The complexity of SAT relates to the number of arguments to the Boolean function (i.e. the "distinct literals" in the expression), not the number of terms in a particular normal form.
The complexity of an algorithm which solves SAT is related to the size of the input that you give it. So if the input is the Unicode string
(x1∨x2∨¬x3)∧(x1¬∨x2¬∨x4)∧(x2∨x3∨x5), then the size of that is the number of Unicode codepoints (or bytes or bits used to encode those codepoints).
The subject of SAT is the function, not the representation of the function. The complexity class (i.e. the complexity of any solver which is optimal for its computer) is the same whether functions are written as product-of-sums or a sum-of-products. This complexity varies with the number of arguments to the function.

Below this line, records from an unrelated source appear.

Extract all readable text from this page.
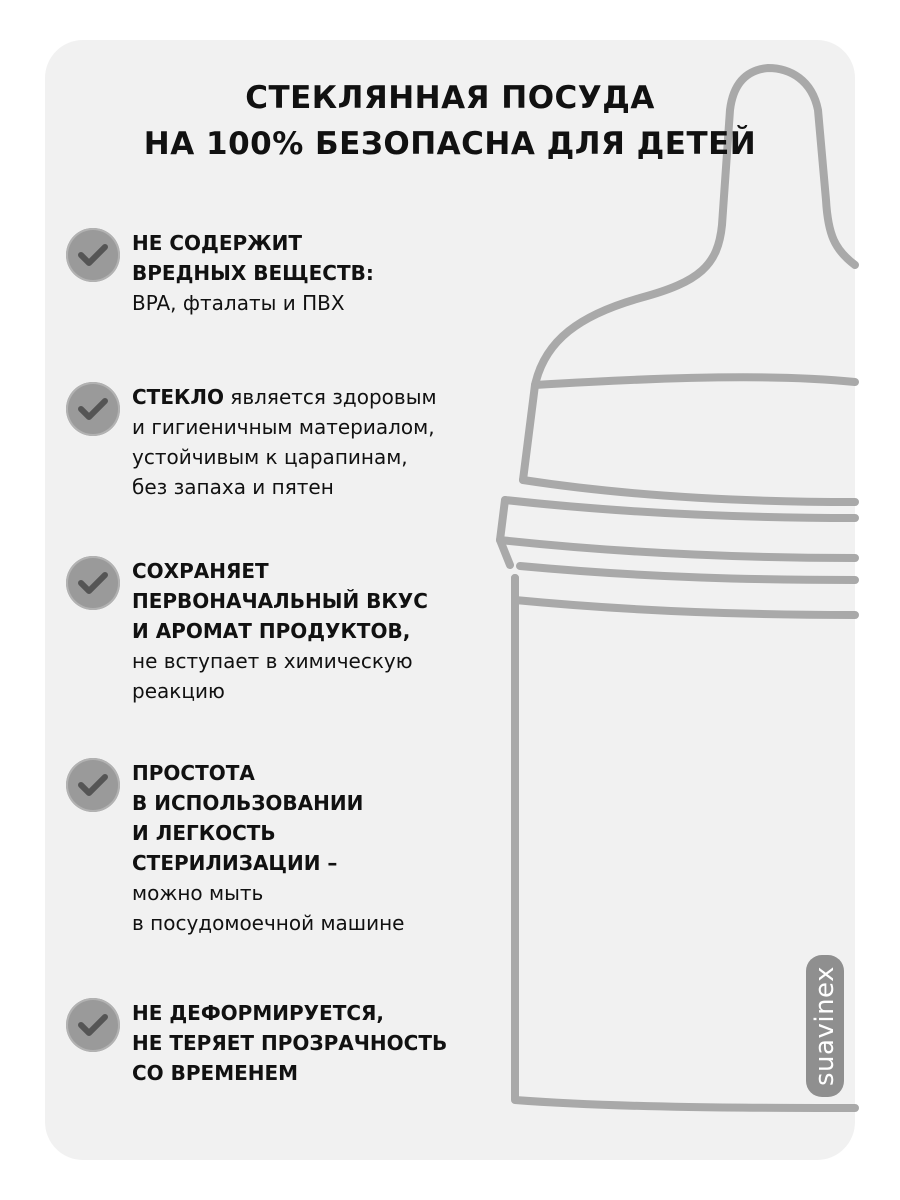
СТЕКЛЯННАЯ ПОСУДА
НА 100% БЕЗОПАСНА ДЛЯ ДЕТЕЙ
НЕ СОДЕРЖИТ
ВРЕДНЫХ ВЕЩЕСТВ:
BPA, фталаты и ПВХ
СТЕКЛО является здоровым
и гигиеничным материалом,
устойчивым к царапинам,
без запаха и пятен
СОХРАНЯЕТ
ПЕРВОНАЧАЛЬНЫЙ ВКУС
И АРОМАТ ПРОДУКТОВ,
не вступает в химическую
реакцию
ПРОСТОТА
В ИСПОЛЬЗОВАНИИ
И ЛЕГКОСТЬ
СТЕРИЛИЗАЦИИ –
можно мыть
в посудомоечной машине
НЕ ДЕФОРМИРУЕТСЯ,
НЕ ТЕРЯЕТ ПРОЗРАЧНОСТЬ
СО ВРЕМЕНЕМ	suavinex
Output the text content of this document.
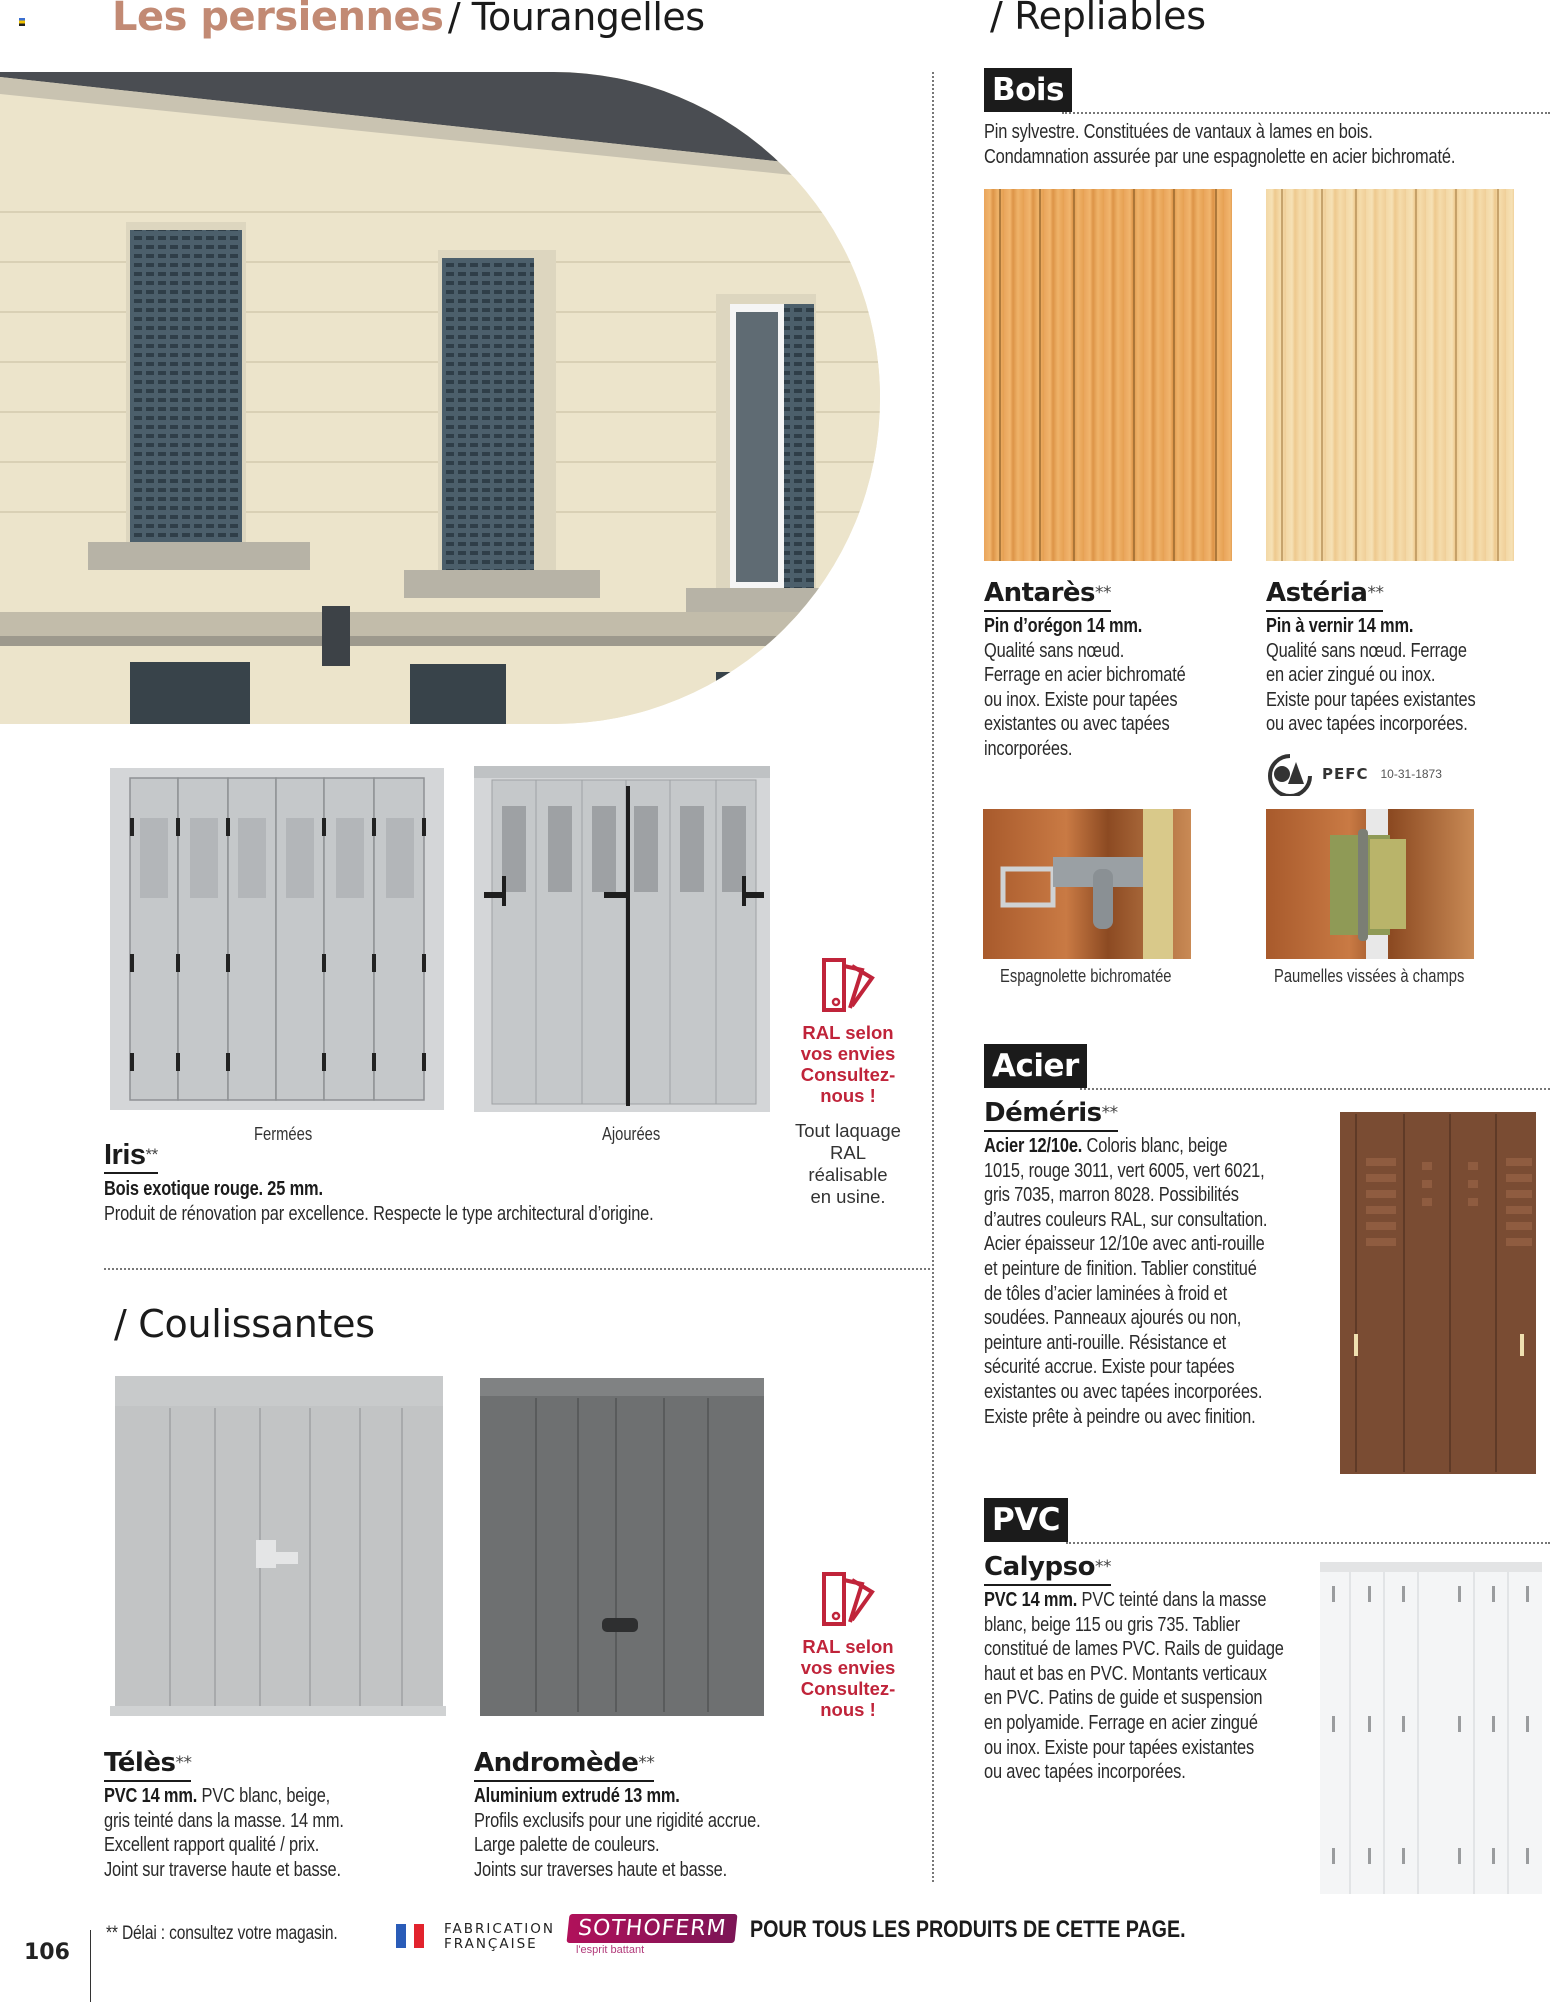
Les persiennes / Tourangelles
Fermées	Ajourées
Iris**
Bois exotique rouge. 25 mm.
Produit de rénovation par excellence. Respecte le type architectural d’origine.
RAL selon
vos envies
Consultez-
nous !
Tout laquage
RAL réalisable
en usine.
/ Coulissantes
Télès**
PVC 14 mm. PVC blanc, beige,
gris teinté dans la masse. 14 mm.
Excellent rapport qualité / prix.
Joint sur traverse haute et basse.
Andromède**
Aluminium extrudé 13 mm.
Profils exclusifs pour une rigidité accrue.
Large palette de couleurs.
Joints sur traverses haute et basse.
RAL selon
vos envies
Consultez-
nous !
/ Repliables
Bois
Pin sylvestre. Constituées de vantaux à lames en bois.
Condamnation assurée par une espagnolette en acier bichromaté.
Antarès**
Pin d’orégon 14 mm.
Qualité sans nœud.
Ferrage en acier bichromaté
ou inox. Existe pour tapées
existantes ou avec tapées
incorporées.
Astéria**
Pin à vernir 14 mm.
Qualité sans nœud. Ferrage
en acier zingué ou inox.
Existe pour tapées existantes
ou avec tapées incorporées.
PEFC 10-31-1873
Espagnolette bichromatée	Paumelles vissées à champs
Acier
Déméris**
Acier 12/10e. Coloris blanc, beige
1015, rouge 3011, vert 6005, vert 6021,
gris 7035, marron 8028. Possibilités
d’autres couleurs RAL, sur consultation.
Acier épaisseur 12/10e avec anti-rouille
et peinture de finition. Tablier constitué
de tôles d’acier laminées à froid et
soudées. Panneaux ajourés ou non,
peinture anti-rouille. Résistance et
sécurité accrue. Existe pour tapées
existantes ou avec tapées incorporées.
Existe prête à peindre ou avec finition.
PVC
Calypso**
PVC 14 mm. PVC teinté dans la masse
blanc, beige 115 ou gris 735. Tablier
constitué de lames PVC. Rails de guidage
haut et bas en PVC. Montants verticaux
en PVC. Patins de guide et suspension
en polyamide. Ferrage en acier zingué
ou inox. Existe pour tapées existantes
ou avec tapées incorporées.
106
** Délai : consultez votre magasin.	FABRICATION
FRANÇAISE
SOTHOFERM
l'esprit battant
POUR TOUS LES PRODUITS DE CETTE PAGE.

The input to a SAT solver is the representation of the function. Your example is in the product-of-sums normal form, which is a common way to express SAT problems. This is not a coincidence — SAT is solved mindlessly if you instead give it a sum-of-products expression! The brute-force method of solving SAT is to enumerate the sum-of-products, where each term either contradicts itself (b ¬b) or represents a satisfied piece of the function's domain. This simple approach doesn't trivialize SAT because going from one normal form to the other causes a combinatorial explosion. The size of the domain of a function of $n$ Boolean arguments is $2^n$.
Thus, feeding a gigantic problem description into a simple algorithm may have the same computational (and space) complexity as feeding a simple but equivalent description into a sophisticated algorithm. For brevity, we tend to prefer to imagine the description to be simple and the algorithm to be complicated.